Hi, @spiralstack. I think I’m missing something here and so have some questions. Please know I’m only trying to understand this solution, not to criticize it.
First, some background: Netlify was designed with the Jamstack design philosophy in mind:
One of the design choices there is not to do server-side rendering of HTML at browse time. Instead, the HTML is build once during a site build process. After the site is deployed, the pre-built HTML is served as static content. When the HTTP request occurs, there is no server-side rendering - just a static file server sending the pre-built HTML.

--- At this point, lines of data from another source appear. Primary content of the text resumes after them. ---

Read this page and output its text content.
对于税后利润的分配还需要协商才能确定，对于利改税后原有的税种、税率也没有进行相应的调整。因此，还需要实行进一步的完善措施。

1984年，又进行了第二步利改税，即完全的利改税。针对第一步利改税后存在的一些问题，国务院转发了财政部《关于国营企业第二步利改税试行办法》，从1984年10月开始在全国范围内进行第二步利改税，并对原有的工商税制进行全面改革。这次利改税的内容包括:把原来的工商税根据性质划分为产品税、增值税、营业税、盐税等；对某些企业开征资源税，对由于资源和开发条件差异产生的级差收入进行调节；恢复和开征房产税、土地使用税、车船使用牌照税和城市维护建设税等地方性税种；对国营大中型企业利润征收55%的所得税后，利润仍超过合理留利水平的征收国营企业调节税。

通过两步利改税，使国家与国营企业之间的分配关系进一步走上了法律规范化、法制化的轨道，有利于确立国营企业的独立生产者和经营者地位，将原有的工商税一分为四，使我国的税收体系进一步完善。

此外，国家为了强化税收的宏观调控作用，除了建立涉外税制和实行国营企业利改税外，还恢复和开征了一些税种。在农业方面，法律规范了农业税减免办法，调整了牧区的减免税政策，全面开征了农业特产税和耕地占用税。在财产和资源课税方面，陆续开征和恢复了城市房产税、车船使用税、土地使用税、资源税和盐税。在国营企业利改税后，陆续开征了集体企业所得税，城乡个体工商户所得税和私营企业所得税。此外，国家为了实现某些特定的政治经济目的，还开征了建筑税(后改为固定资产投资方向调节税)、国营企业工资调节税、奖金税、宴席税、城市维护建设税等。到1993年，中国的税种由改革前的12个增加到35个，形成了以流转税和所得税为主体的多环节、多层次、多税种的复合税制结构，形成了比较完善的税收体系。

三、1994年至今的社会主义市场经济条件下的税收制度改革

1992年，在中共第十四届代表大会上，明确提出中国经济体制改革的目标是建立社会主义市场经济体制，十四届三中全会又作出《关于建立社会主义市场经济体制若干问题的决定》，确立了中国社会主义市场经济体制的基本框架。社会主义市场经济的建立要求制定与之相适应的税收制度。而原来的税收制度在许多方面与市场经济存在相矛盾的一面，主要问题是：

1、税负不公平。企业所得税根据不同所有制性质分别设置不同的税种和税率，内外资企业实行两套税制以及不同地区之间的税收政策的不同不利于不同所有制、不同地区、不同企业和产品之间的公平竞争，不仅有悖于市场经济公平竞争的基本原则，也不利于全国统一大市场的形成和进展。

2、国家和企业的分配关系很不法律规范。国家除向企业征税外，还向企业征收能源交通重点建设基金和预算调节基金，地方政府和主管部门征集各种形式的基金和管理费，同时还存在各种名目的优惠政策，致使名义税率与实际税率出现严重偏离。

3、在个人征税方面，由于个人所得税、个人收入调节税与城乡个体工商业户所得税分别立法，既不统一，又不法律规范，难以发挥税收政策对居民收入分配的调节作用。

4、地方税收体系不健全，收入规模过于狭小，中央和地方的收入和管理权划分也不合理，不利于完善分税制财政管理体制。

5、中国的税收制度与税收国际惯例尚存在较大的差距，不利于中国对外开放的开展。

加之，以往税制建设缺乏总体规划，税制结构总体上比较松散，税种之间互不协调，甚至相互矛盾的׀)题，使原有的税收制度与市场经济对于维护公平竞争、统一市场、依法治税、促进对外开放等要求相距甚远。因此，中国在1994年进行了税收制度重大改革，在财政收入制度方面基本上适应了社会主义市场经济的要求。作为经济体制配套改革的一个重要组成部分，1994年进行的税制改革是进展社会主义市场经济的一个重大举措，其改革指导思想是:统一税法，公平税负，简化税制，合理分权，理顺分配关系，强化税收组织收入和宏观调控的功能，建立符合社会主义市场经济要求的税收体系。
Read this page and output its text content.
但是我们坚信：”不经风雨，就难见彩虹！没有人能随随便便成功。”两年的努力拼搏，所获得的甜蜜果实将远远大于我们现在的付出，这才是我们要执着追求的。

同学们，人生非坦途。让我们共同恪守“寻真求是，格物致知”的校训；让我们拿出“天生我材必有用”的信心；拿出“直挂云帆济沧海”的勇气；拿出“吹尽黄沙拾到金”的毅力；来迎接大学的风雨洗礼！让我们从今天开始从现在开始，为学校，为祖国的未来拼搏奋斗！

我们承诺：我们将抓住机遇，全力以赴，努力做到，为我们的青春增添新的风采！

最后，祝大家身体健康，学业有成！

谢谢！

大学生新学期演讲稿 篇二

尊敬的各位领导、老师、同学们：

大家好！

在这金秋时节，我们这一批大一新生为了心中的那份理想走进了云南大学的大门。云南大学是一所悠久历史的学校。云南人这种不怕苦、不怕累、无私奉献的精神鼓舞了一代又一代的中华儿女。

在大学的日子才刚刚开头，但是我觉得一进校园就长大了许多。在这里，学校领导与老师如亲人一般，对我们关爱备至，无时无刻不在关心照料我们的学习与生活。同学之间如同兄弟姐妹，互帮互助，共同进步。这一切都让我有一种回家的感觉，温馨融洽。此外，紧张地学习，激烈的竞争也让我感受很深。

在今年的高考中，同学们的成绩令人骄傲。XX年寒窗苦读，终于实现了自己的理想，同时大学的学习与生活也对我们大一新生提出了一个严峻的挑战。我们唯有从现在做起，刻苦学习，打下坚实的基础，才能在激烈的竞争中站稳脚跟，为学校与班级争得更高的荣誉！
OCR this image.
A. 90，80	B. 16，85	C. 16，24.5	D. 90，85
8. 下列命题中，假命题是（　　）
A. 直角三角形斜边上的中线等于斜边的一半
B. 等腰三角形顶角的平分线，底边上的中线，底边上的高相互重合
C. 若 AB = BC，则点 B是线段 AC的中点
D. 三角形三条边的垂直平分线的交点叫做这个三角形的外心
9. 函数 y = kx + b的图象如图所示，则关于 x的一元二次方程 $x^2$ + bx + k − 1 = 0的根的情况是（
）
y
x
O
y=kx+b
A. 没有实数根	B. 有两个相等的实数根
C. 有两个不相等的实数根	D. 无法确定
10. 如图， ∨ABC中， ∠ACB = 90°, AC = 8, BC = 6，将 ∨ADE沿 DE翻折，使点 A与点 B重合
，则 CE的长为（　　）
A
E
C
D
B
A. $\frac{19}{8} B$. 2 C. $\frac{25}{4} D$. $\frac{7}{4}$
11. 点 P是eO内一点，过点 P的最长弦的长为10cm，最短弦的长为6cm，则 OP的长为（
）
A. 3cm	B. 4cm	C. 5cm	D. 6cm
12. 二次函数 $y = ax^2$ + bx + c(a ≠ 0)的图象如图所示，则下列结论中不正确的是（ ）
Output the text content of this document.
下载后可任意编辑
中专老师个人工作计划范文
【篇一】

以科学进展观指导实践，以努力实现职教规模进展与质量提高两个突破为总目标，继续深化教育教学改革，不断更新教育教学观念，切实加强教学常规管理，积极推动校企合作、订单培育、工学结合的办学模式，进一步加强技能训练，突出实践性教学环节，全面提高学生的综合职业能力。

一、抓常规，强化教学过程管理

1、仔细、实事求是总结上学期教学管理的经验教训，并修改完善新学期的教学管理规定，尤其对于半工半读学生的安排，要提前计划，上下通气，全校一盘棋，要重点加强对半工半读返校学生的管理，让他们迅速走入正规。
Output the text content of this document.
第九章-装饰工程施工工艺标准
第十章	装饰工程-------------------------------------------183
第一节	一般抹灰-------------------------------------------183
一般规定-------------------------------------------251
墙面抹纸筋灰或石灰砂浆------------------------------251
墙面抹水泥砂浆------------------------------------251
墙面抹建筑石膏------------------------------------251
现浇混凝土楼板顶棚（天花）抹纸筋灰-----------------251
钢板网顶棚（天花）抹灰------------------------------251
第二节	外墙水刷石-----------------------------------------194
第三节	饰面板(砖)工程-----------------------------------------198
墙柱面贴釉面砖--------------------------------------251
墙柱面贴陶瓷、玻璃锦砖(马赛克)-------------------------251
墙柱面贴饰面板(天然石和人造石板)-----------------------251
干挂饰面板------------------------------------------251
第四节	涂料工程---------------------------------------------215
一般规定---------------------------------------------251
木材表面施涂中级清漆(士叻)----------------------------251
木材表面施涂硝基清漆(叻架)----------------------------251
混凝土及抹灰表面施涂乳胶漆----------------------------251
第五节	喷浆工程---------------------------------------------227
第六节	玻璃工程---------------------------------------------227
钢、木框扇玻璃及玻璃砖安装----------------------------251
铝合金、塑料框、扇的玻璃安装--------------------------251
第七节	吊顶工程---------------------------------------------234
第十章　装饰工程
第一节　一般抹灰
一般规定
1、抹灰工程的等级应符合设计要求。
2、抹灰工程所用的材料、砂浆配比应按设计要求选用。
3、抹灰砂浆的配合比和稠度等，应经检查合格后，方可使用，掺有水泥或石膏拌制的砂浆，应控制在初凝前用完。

However, if you have a site with many hundreds of thousands of pages, many of which are never visited between deploys, there can be a build time savings by not pre-building those pages. Why build 200K pages every deploy when typically only 1K high traffic URLS are typically viewed between deploys.
There is still an edge case of when one of the 199K rarely used pages is requested: there must be some browse time way to render the HTML. For those instances, the on-demand builder (ODB) function would render the HTML.
The URLs you are asking about don’t seem to be low traffic, but that could be because they are just examples and you are keeping things simple. For high traffic URLs, the jamstack approach would be to turn the GET data in into paths and then pre-build those pages to static HTML during the build itself.
It also becomes possible to use the ODB caching if the GET data is modified to be part of the path. For example, if you made a call to the ODB function for these three URLs, only the first request made would be cached:
https://www.example.com/shoes
https://www.example.com/shoes?brand=nike
https://www.example.com/shoes?brand=adidas
However, if you changes those URLs to this:
https://www.example.com/shoes
https://www.example.com/shoes/brand/nike
https://www.example.com/shoes/brand/adidas
then the ODB function would cache each one independently.
I don’t know if the Remix framework is dogmatic about how query data is parsed. Is changing the format of the URL as described above possible?